The Federal Housing Administration was created by the National Housing Act and approved on June 27, 1934. The FHA was established to encourage improvements in housing standards and conditions, and to provide an adequate home financing system by insuring mortgages. The FHA does not make loans or build homes, but operates insurance programs which provide protection against loss due to foreclosure on home mortgages made by private lending institutions.

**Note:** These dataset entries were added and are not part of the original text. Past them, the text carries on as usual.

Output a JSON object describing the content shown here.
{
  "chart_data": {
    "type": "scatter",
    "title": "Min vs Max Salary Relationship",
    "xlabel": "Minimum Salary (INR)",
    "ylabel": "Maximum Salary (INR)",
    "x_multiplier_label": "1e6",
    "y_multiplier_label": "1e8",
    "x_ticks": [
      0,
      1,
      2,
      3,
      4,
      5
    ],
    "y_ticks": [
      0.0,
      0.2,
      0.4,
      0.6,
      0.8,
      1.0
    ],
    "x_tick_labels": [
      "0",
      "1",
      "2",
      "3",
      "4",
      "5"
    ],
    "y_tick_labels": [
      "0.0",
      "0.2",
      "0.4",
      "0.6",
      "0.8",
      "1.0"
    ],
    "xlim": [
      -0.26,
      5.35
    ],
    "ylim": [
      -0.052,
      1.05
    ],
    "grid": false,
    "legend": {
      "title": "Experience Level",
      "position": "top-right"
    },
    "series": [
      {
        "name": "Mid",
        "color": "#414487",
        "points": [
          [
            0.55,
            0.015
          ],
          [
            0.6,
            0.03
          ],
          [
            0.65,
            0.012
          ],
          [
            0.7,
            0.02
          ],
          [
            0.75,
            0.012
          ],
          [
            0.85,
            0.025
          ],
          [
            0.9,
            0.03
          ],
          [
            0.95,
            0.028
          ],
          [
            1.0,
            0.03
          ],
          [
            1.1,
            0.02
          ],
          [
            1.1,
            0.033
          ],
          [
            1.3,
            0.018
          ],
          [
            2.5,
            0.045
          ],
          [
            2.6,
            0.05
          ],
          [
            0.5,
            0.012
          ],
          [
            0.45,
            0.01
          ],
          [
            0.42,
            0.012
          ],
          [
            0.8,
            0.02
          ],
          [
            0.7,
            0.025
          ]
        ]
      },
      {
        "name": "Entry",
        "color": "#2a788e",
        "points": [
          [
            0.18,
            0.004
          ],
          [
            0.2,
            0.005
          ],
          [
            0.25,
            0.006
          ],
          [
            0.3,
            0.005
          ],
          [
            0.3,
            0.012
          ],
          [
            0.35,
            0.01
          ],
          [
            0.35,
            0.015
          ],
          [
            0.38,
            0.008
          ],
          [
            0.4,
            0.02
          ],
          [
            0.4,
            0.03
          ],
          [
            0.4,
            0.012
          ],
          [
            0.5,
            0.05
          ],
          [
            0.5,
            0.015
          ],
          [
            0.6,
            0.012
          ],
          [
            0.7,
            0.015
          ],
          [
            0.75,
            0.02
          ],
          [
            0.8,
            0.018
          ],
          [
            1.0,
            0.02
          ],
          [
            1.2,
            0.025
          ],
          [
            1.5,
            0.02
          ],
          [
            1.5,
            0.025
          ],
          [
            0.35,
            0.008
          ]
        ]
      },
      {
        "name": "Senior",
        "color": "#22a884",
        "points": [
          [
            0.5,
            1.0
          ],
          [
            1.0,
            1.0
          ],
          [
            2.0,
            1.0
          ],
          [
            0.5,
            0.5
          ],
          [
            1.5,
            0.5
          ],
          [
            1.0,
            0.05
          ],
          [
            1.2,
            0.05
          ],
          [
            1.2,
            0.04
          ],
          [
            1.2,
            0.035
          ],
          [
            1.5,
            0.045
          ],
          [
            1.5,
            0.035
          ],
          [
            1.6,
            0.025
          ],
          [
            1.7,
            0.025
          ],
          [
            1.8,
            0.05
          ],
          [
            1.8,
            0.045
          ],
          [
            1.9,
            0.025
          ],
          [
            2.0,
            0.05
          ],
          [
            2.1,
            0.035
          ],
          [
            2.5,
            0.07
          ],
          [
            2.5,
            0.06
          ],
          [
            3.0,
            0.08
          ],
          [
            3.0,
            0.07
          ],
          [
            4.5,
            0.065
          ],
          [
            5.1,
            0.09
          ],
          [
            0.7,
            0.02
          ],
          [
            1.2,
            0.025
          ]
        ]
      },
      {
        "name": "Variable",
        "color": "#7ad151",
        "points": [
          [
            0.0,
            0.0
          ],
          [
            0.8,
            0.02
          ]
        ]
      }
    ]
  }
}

The most common type of FHA financing is the fixed-rate mortgage which is insured under Section 203B. Both fixed-rate and adjustable-rate programs are available. The maximum term of any FHA mortgage is 30 years and the maximum mortgage amount for single family homes in Honolulu County is $228,543. The maximum FHA mortgage amounts for the other Hawaii counties are Maui at $204,250, and Hawaii and Kauai at $187,300. Financing is also available for attached town homes, FHA approved condominiums, and duplexes. Check with your Realtor® or lender for loan limits. Down-payment requirements vary depending on the loan amount and are approximately 4-6 percent of the sales price or appraised value, whichever is lower. For specific details, it will be necessary to know who is paying what closing costs, and you will need to consult your Realtor® or mortgage broker. The amount of mortgage insurance premium depends on a number of different factors. Check with your Realtor® or mortgage lender for details.